Wrath of the Storm: Also at 1st level you can thunderously rebuke attackers. When a creature withing 5 feet of you that you can see hits you with an attack you can use your reaction to cause the creature to make a Dexterity saving throw. The creature takes 2d8 lightning or thunder damage (your choice) on a failed saving throw and half as much damage on a successful one. You can use this feature a number of times equal to your Wisdom modifier (a minimum of once). You regain all expended uses when you finish a long rest.
Channel Divinity: Destructive Wrath: Starting at 2nd level you can use your Channel Divinity to wield the power of the storm with unchecked ferocity. When you roll lightning or thunder damage you can use your Channel Divinity to deal maximum damage instead of rolling.

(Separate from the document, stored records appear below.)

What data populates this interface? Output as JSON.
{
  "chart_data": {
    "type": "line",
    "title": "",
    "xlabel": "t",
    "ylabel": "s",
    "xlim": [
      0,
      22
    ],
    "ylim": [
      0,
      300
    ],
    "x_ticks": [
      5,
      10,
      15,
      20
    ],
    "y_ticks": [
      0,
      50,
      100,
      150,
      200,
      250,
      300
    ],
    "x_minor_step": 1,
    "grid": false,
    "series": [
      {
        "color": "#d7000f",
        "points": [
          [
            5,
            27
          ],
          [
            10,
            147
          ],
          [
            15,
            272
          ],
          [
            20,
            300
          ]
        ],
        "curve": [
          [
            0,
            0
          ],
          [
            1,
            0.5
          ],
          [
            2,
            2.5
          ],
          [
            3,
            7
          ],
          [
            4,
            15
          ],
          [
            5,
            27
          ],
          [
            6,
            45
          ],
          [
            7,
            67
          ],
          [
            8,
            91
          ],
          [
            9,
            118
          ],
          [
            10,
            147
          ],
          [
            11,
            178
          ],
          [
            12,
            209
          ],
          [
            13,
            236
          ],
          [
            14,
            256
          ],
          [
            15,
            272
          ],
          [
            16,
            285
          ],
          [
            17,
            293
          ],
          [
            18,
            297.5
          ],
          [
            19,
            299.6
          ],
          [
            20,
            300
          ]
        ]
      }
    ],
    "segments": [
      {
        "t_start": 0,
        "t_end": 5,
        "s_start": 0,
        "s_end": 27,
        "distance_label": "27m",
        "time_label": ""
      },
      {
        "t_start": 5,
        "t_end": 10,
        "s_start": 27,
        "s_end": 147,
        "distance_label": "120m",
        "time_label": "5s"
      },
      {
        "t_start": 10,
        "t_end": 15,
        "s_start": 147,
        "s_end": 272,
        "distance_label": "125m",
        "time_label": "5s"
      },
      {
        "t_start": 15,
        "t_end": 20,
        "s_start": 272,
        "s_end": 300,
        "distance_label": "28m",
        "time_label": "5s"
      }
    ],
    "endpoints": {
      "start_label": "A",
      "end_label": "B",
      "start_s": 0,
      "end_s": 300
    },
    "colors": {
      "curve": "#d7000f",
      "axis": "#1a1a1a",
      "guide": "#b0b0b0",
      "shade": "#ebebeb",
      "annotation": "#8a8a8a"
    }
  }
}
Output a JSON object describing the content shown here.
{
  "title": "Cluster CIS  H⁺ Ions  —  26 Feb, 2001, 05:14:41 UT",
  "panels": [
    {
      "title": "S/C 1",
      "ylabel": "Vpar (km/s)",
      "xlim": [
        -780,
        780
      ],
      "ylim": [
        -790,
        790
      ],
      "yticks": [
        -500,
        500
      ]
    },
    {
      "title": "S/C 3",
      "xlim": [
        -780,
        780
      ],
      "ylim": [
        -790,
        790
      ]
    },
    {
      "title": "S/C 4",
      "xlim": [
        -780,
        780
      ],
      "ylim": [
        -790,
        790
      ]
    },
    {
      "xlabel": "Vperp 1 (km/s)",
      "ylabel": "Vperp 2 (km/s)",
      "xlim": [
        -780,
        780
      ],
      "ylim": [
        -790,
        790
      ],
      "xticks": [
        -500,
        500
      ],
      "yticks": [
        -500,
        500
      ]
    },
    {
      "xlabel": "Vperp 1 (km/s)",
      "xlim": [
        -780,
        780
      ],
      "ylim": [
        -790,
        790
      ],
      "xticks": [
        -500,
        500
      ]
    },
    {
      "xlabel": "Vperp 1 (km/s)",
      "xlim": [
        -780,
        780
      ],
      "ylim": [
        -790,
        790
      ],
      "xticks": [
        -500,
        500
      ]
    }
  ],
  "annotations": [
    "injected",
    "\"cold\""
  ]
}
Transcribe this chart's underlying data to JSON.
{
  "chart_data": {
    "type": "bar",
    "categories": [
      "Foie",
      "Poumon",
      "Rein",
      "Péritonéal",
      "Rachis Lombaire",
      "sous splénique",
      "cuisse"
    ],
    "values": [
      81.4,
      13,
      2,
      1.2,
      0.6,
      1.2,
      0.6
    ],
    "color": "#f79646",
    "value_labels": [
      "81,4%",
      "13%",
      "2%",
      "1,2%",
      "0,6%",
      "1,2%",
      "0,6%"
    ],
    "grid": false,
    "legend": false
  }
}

Thunderbolt Strike: At 6th level when you deal lightning damage to a Large or smaller creature you can also push it up to 10 feet away from you.
Divine Strike: At 8th level you gain the ability to infuse your weapon strikes with divine energy. Once on each of your turns when you hit a creature with a weapon attack you can cause the attack to deal an extra 1d8 thunder damage to the target. When you reach 14th level the extra damage increases to 2d8.
Stormborn: At 18th level you have a flying speed equal to your current walking speed whenever you are not underground or indoors.
Gods in this domain their alignment and their symbol:
Auril NE Six pointed snowflake, Talos CE 3 lightning bolts radiating from a central point, Umberlee CE Wave curling left and right, Kord CG 4 spears and 4 maces radiating out from a central point, Habbakuk NG Blue Bird, Zeboim CE Turtle shell, The Devourer NE Bundle of 5 sharpened bones, Deep Sashelas CG Dolphin, Eadro N Spiral design, Gruumsh CE Unblinking eye, Sekolah LE Shark, Manannan Mac Lir LN Wave of white water on green, Zeus N Fist full of lightning bolts, Hercules CG Lion's head, Poseidon CN Trident, Set CE Coiled cobra, Sobek LE Crocodile head with horns and plumes, Aegir NE Rough ocean waves, Njord NG Gold coin, Thor CG Hammer.